Hi AIcrowd team — thanks for running the Global Chess Challenge.

I’m seeing what looks like a recent regression for Qwen3 (neuron.model_type=qwen3) on the Neuron/vLLM backend: at higher evaluator concurrency the model often produces garbled output, hits max tokens, and fails to reliably emit <uci_move>...</uci_move>, which causes immediate resignations and extremely high ACPL.

What changed (evidence from evaluation-state logs)

Looking at the config_snapshot field from GET /submissions/<id>/evaluation-state:

  • Submission 305873 (Dec 23): config_snapshot.concurrency = 1

    • finish_reason=stop (100%), reasonable completion lengths, <uci_move> present reliably
    • Overall ACPL ≈ 119
  • Recent submissions (Dec 24) now show config_snapshot.concurrency = 4

    • Example 305972: config_snapshot.concurrency = 4
    • finish_reason=length ~100%, completion tokens always hit the cap, <uci_move> rate ~25%
    • Outputs often look corrupted/garbled (binary-ish text), leading to resignations and ACPL ≈ 864+
    • This submission used the same prompt settings as 305873 (vllm.max_model_len=512, dtype=bfloat16, enforce_eager=true, max_tokens=64).

I also tried explicitly requesting --num-games 1 / --concurrency 1 in aicrowd submit-model, but the resulting evaluation logs still show concurrency=4 (and num_games=4), suggesting these are being overridden by the evaluator (e.g. submission 305974).

Questions

  1. Did the evaluator concurrency change recently from 1 → 4 for this challenge?
  2. If so, is there a recommended configuration (vLLM/Neuron flags or supported submission fields) to keep Qwen3 stable at concurrency=4?
  3. Is this a known Neuron/vLLM issue/regression for Qwen3 under concurrent request load?

I’m happy to provide additional req/resp snippets (showing finish_reason=length + corrupted outputs) if that helps debugging. If this should be handled privately instead of on the forum, let me know and I can share details via DM/support.

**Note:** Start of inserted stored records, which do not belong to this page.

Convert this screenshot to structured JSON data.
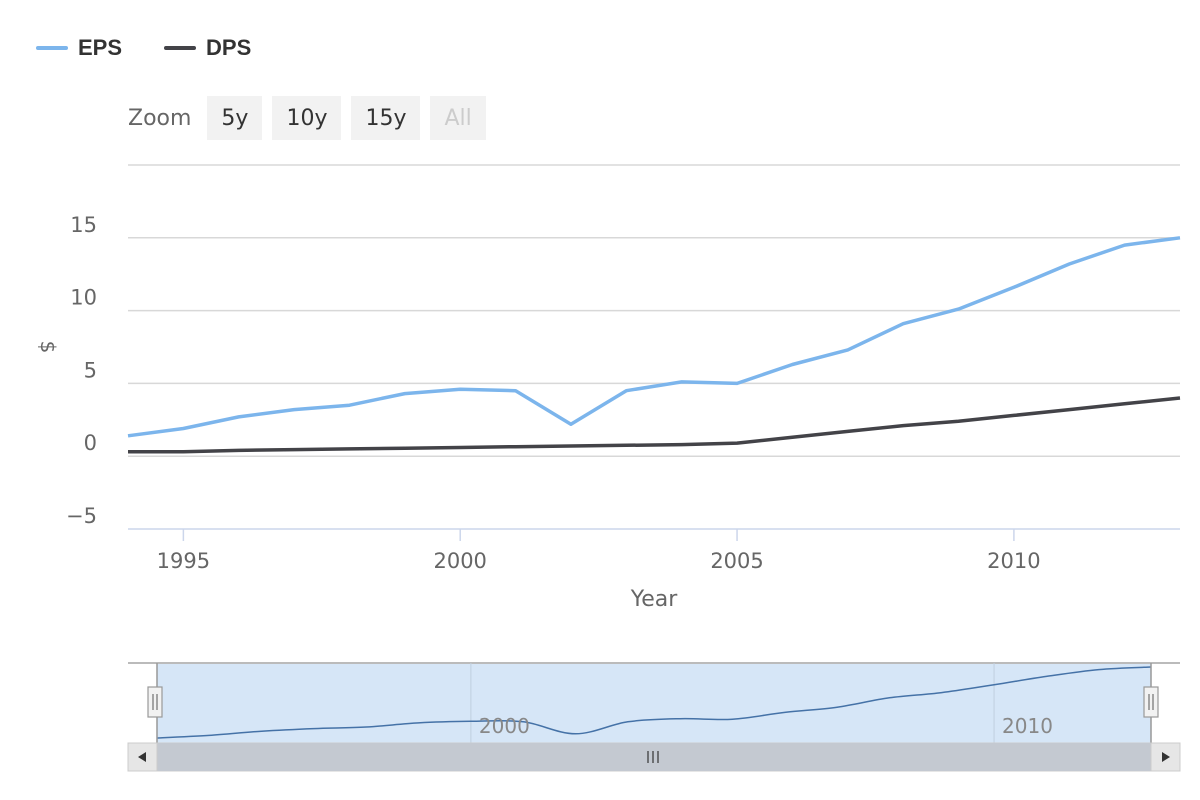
{
  "legend": [
    {
      "name": "EPS",
      "color": "#7cb5ec"
    },
    {
      "name": "DPS",
      "color": "#434348"
    }
  ],
  "range_selector": {
    "label": "Zoom",
    "buttons": [
      {
        "label": "5y",
        "state": "normal"
      },
      {
        "label": "10y",
        "state": "normal"
      },
      {
        "label": "15y",
        "state": "normal"
      },
      {
        "label": "All",
        "state": "disabled"
      }
    ]
  },
  "chart_data": {
    "type": "line",
    "title": "",
    "xlabel": "Year",
    "ylabel": "$",
    "xlim": [
      1994,
      2013
    ],
    "ylim": [
      -5,
      20
    ],
    "x_ticks": [
      1995,
      2000,
      2005,
      2010
    ],
    "y_ticks": [
      -5,
      0,
      5,
      10,
      15
    ],
    "grid": true,
    "legend_position": "top-left",
    "x": [
      1994,
      1995,
      1996,
      1997,
      1998,
      1999,
      2000,
      2001,
      2002,
      2003,
      2004,
      2005,
      2006,
      2007,
      2008,
      2009,
      2010,
      2011,
      2012,
      2013
    ],
    "series": [
      {
        "name": "EPS",
        "color": "#7cb5ec",
        "values": [
          1.4,
          1.9,
          2.7,
          3.2,
          3.5,
          4.3,
          4.6,
          4.5,
          2.2,
          4.5,
          5.1,
          5.0,
          6.3,
          7.3,
          9.1,
          10.1,
          11.6,
          13.2,
          14.5,
          15.0
        ]
      },
      {
        "name": "DPS",
        "color": "#434348",
        "values": [
          0.3,
          0.3,
          0.4,
          0.45,
          0.5,
          0.55,
          0.6,
          0.65,
          0.7,
          0.75,
          0.8,
          0.9,
          1.3,
          1.7,
          2.1,
          2.4,
          2.8,
          3.2,
          3.6,
          4.0
        ]
      }
    ],
    "navigator": {
      "x_ticks": [
        2000,
        2010
      ],
      "selected_range": [
        1994,
        2013
      ]
    }
  }
}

Thanks again for the challenge and for any guidance here.

3 Likes

+1 running into issues since today morning - request timing out even for base Qwen 3 model (was working fine earlier)

2 Likes

Even Qwen3 4B timesout 100% now. Previously i was running 8B without any issue.

1 Like

I got unreadable outputs when i submitted the model. Is this the same issue you are experiencing?
In local,
ran local_evaluation.py (vllm) → worked fine.
ran my test notebook (Transformers) → worked fine.

Submission

Local

Config

Submit the model

aicrowd submit-model
–challenge “$CHALLENGE”
–hf-repo “$HF_REPO”
–hf-repo-tag “$HF_REPO_TAG”
–prompt_template_path “$PROMPT_TEMPLATE”
–vllm.dtype bfloat16
–vllm-inference.max-tokens 128
–vllm.max-model-len 1024

Yep, same issue here. Local runs look fine, but some Qwen3 submissions on the Neuron/vLLM evaluator produce garbled/unreadable output, often hit finish_reason=length, and then miss <uci_move>. If you are comfortable sharing your submission id, it may help the organizers correlate when they have time.

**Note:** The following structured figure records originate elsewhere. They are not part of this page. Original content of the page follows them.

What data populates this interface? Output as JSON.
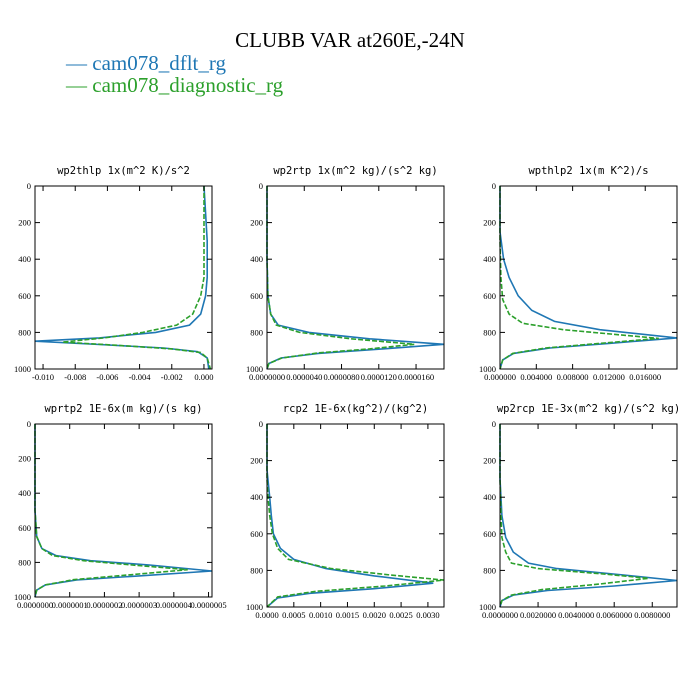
{
  "title": "CLUBB VAR at260E,-24N",
  "legend": [
    {
      "label": "cam078_dflt_rg",
      "color": "#1f77b4"
    },
    {
      "label": "cam078_diagnostic_rg",
      "color": "#2ca02c"
    }
  ],
  "chart_data": [
    {
      "type": "line",
      "title": "wp2thlp  1x(m^2 K)/s^2",
      "ylim": [
        1000,
        0
      ],
      "yticks": [
        "0",
        "200",
        "400",
        "600",
        "800",
        "1000"
      ],
      "xlim": [
        -0.0105,
        0.0005
      ],
      "xticks": [
        -0.01,
        -0.008,
        -0.006,
        -0.004,
        -0.002,
        0.0
      ],
      "xtick_labels": [
        "-0.010",
        "-0.008",
        "-0.006",
        "-0.004",
        "-0.002",
        "0.000"
      ],
      "series": [
        {
          "name": "cam078_dflt_rg",
          "points": [
            [
              0.0,
              0
            ],
            [
              0.0001,
              150
            ],
            [
              0.0002,
              300
            ],
            [
              0.0002,
              500
            ],
            [
              0.0001,
              600
            ],
            [
              -0.0002,
              700
            ],
            [
              -0.0009,
              760
            ],
            [
              -0.003,
              800
            ],
            [
              -0.0065,
              830
            ],
            [
              -0.0105,
              848
            ],
            [
              -0.0065,
              866
            ],
            [
              -0.0025,
              885
            ],
            [
              -0.0004,
              905
            ],
            [
              0.0002,
              940
            ],
            [
              0.0003,
              1000
            ]
          ]
        },
        {
          "name": "cam078_diagnostic_rg",
          "points": [
            [
              0.0,
              0
            ],
            [
              0.0,
              150
            ],
            [
              0.0,
              300
            ],
            [
              0.0,
              500
            ],
            [
              -0.0002,
              600
            ],
            [
              -0.0007,
              700
            ],
            [
              -0.0017,
              760
            ],
            [
              -0.0038,
              800
            ],
            [
              -0.0062,
              830
            ],
            [
              -0.0088,
              853
            ],
            [
              -0.0055,
              870
            ],
            [
              -0.002,
              890
            ],
            [
              -0.0002,
              910
            ],
            [
              0.0002,
              940
            ],
            [
              0.0004,
              1000
            ]
          ]
        }
      ]
    },
    {
      "type": "line",
      "title": "wp2rtp  1x(m^2 kg)/(s^2 kg)",
      "ylim": [
        1000,
        0
      ],
      "yticks": [
        "0",
        "200",
        "400",
        "600",
        "800",
        "1000"
      ],
      "xlim": [
        0,
        1.9e-05
      ],
      "xticks": [
        0,
        4e-06,
        8e-06,
        1.2e-05,
        1.6e-05
      ],
      "xtick_labels": [
        "0.0000000",
        "0.0000040",
        "0.0000080",
        "0.0000120",
        "0.0000160"
      ],
      "series": [
        {
          "name": "cam078_dflt_rg",
          "points": [
            [
              0,
              0
            ],
            [
              0,
              400
            ],
            [
              1e-07,
              600
            ],
            [
              4e-07,
              700
            ],
            [
              1.2e-06,
              760
            ],
            [
              4.5e-06,
              800
            ],
            [
              1.1e-05,
              835
            ],
            [
              1.9e-05,
              865
            ],
            [
              1.2e-05,
              892
            ],
            [
              5.5e-06,
              915
            ],
            [
              1.5e-06,
              940
            ],
            [
              2e-07,
              970
            ],
            [
              0,
              1000
            ]
          ]
        },
        {
          "name": "cam078_diagnostic_rg",
          "points": [
            [
              0,
              0
            ],
            [
              0,
              400
            ],
            [
              1e-07,
              600
            ],
            [
              4e-07,
              700
            ],
            [
              1e-06,
              760
            ],
            [
              3.5e-06,
              800
            ],
            [
              9e-06,
              835
            ],
            [
              1.58e-05,
              865
            ],
            [
              1.1e-05,
              890
            ],
            [
              5.5e-06,
              912
            ],
            [
              1.6e-06,
              940
            ],
            [
              2e-07,
              970
            ],
            [
              0,
              1000
            ]
          ]
        }
      ]
    },
    {
      "type": "line",
      "title": "wpthlp2  1x(m K^2)/s",
      "ylim": [
        1000,
        0
      ],
      "yticks": [
        "0",
        "200",
        "400",
        "600",
        "800",
        "1000"
      ],
      "xlim": [
        0,
        0.0195
      ],
      "xticks": [
        0,
        0.004,
        0.008,
        0.012,
        0.016
      ],
      "xtick_labels": [
        "0.000000",
        "0.004000",
        "0.008000",
        "0.012000",
        "0.016000"
      ],
      "series": [
        {
          "name": "cam078_dflt_rg",
          "points": [
            [
              0,
              0
            ],
            [
              0,
              250
            ],
            [
              0.0004,
              400
            ],
            [
              0.001,
              500
            ],
            [
              0.002,
              600
            ],
            [
              0.0035,
              680
            ],
            [
              0.006,
              740
            ],
            [
              0.011,
              785
            ],
            [
              0.0195,
              830
            ],
            [
              0.012,
              860
            ],
            [
              0.0055,
              885
            ],
            [
              0.0015,
              915
            ],
            [
              0.0003,
              950
            ],
            [
              0,
              1000
            ]
          ]
        },
        {
          "name": "cam078_diagnostic_rg",
          "points": [
            [
              0,
              0
            ],
            [
              0,
              300
            ],
            [
              0.0001,
              500
            ],
            [
              0.0003,
              620
            ],
            [
              0.001,
              700
            ],
            [
              0.0025,
              750
            ],
            [
              0.007,
              785
            ],
            [
              0.0175,
              833
            ],
            [
              0.011,
              860
            ],
            [
              0.005,
              885
            ],
            [
              0.0014,
              915
            ],
            [
              0.0003,
              950
            ],
            [
              0,
              1000
            ]
          ]
        }
      ]
    },
    {
      "type": "line",
      "title": "wprtp2  1E-6x(m kg)/(s kg)",
      "ylim": [
        1000,
        0
      ],
      "yticks": [
        "0",
        "200",
        "400",
        "600",
        "800",
        "1000"
      ],
      "xlim": [
        0,
        5.1e-07
      ],
      "xticks": [
        0,
        1e-07,
        2e-07,
        3e-07,
        4e-07,
        5e-07
      ],
      "xtick_labels": [
        "0.0000000",
        "0.0000001",
        "0.0000002",
        "0.0000003",
        "0.0000004",
        "0.0000005"
      ],
      "series": [
        {
          "name": "cam078_dflt_rg",
          "points": [
            [
              0,
              0
            ],
            [
              0,
              500
            ],
            [
              5e-09,
              650
            ],
            [
              2e-08,
              720
            ],
            [
              6e-08,
              760
            ],
            [
              1.6e-07,
              790
            ],
            [
              3.3e-07,
              815
            ],
            [
              5.1e-07,
              850
            ],
            [
              3e-07,
              878
            ],
            [
              1.2e-07,
              902
            ],
            [
              3e-08,
              930
            ],
            [
              5e-09,
              960
            ],
            [
              0,
              1000
            ]
          ]
        },
        {
          "name": "cam078_diagnostic_rg",
          "points": [
            [
              0,
              0
            ],
            [
              0,
              500
            ],
            [
              5e-09,
              650
            ],
            [
              2e-08,
              720
            ],
            [
              5e-08,
              760
            ],
            [
              1.4e-07,
              790
            ],
            [
              2.8e-07,
              815
            ],
            [
              4.4e-07,
              842
            ],
            [
              2.7e-07,
              872
            ],
            [
              1.1e-07,
              900
            ],
            [
              3e-08,
              930
            ],
            [
              5e-09,
              960
            ],
            [
              0,
              1000
            ]
          ]
        }
      ]
    },
    {
      "type": "line",
      "title": "rcp2  1E-6x(kg^2)/(kg^2)",
      "ylim": [
        1000,
        0
      ],
      "yticks": [
        "0",
        "200",
        "400",
        "600",
        "800",
        "1000"
      ],
      "xlim": [
        0,
        0.0033
      ],
      "xticks": [
        0,
        0.0005,
        0.001,
        0.0015,
        0.002,
        0.0025,
        0.003
      ],
      "xtick_labels": [
        "0.0000",
        "0.0005",
        "0.0010",
        "0.0015",
        "0.0020",
        "0.0025",
        "0.0030"
      ],
      "series": [
        {
          "name": "cam078_dflt_rg",
          "points": [
            [
              0,
              0
            ],
            [
              0,
              250
            ],
            [
              5e-05,
              400
            ],
            [
              8e-05,
              500
            ],
            [
              0.00012,
              600
            ],
            [
              0.00025,
              680
            ],
            [
              0.0005,
              740
            ],
            [
              0.0011,
              790
            ],
            [
              0.002,
              830
            ],
            [
              0.0031,
              870
            ],
            [
              0.002,
              900
            ],
            [
              0.0008,
              925
            ],
            [
              0.0002,
              950
            ],
            [
              0,
              1000
            ]
          ]
        },
        {
          "name": "cam078_diagnostic_rg",
          "points": [
            [
              0,
              0
            ],
            [
              0,
              300
            ],
            [
              2e-05,
              400
            ],
            [
              5e-05,
              500
            ],
            [
              0.0001,
              600
            ],
            [
              0.0002,
              680
            ],
            [
              0.0004,
              740
            ],
            [
              0.0012,
              790
            ],
            [
              0.0023,
              825
            ],
            [
              0.0033,
              853
            ],
            [
              0.0022,
              885
            ],
            [
              0.0009,
              915
            ],
            [
              0.0002,
              945
            ],
            [
              0,
              1000
            ]
          ]
        }
      ]
    },
    {
      "type": "line",
      "title": "wp2rcp  1E-3x(m^2 kg)/(s^2 kg)",
      "ylim": [
        1000,
        0
      ],
      "yticks": [
        "0",
        "200",
        "400",
        "600",
        "800",
        "1000"
      ],
      "xlim": [
        0,
        0.0093
      ],
      "xticks": [
        0,
        0.002,
        0.004,
        0.006,
        0.008
      ],
      "xtick_labels": [
        "0.0000000",
        "0.0020000",
        "0.0040000",
        "0.0060000",
        "0.0080000"
      ],
      "series": [
        {
          "name": "cam078_dflt_rg",
          "points": [
            [
              0,
              0
            ],
            [
              0,
              300
            ],
            [
              0.0001,
              500
            ],
            [
              0.0003,
              620
            ],
            [
              0.0007,
              700
            ],
            [
              0.0015,
              760
            ],
            [
              0.003,
              790
            ],
            [
              0.0065,
              825
            ],
            [
              0.0093,
              855
            ],
            [
              0.006,
              885
            ],
            [
              0.0025,
              910
            ],
            [
              0.0007,
              935
            ],
            [
              0.0001,
              965
            ],
            [
              0,
              1000
            ]
          ]
        },
        {
          "name": "cam078_diagnostic_rg",
          "points": [
            [
              0,
              0
            ],
            [
              0,
              300
            ],
            [
              5e-05,
              500
            ],
            [
              0.0001,
              620
            ],
            [
              0.0003,
              700
            ],
            [
              0.0006,
              760
            ],
            [
              0.002,
              790
            ],
            [
              0.0055,
              820
            ],
            [
              0.0078,
              843
            ],
            [
              0.0052,
              875
            ],
            [
              0.0022,
              905
            ],
            [
              0.0006,
              935
            ],
            [
              0.0001,
              965
            ],
            [
              0,
              1000
            ]
          ]
        }
      ]
    }
  ]
}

Hello @artist, yes you’re noticing the same underlying issue.

We did recently increase the evaluator concurrency to 4, and we made that change only after validating that our baseline (also Qwen3) was stable at concurrency=4 during testing.

That said, we haven’t changed the evaluation setup since those baseline tests. But we’re now seeing similar timeouts behavior even with the baseline under the current setup. We’re actively working with the organizers to identify and fix the root cause.

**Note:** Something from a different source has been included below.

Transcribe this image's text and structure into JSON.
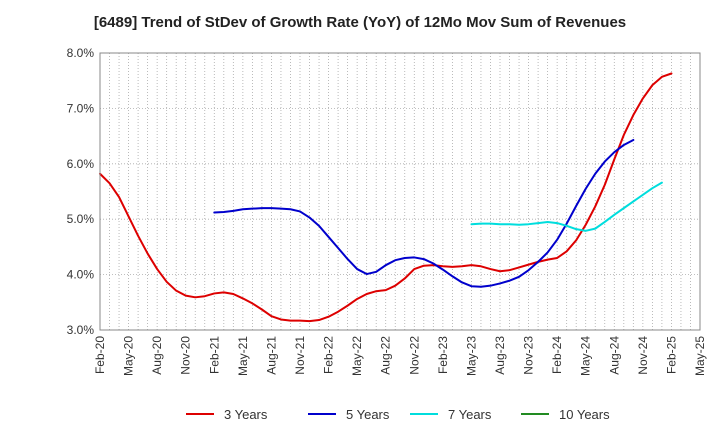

In the meantime, you can disable concurrency by running with a single game: pass --num-games 1. This configuration should now be respected by the evaluator and will effectively run with concurrency=1. If your model supports it, we suggest you trying out other concurrency numbers to speed up the evaluation. We also set --max-num-seqs vLLM parameter to the same value.

Please try submitting again with --num-games 1 and let us know whether the issue persists after that.

1 Like

I tried --num-games 1 and --max-num-seqs 1, and the outputs from Qwen are now readable.
Thank you

I noticed this issue when running a fine-tuned QWEN3-4B-Instruct model, but I managed to fix it with the parameters mentioned above. Is this also an issue for LLAMA models?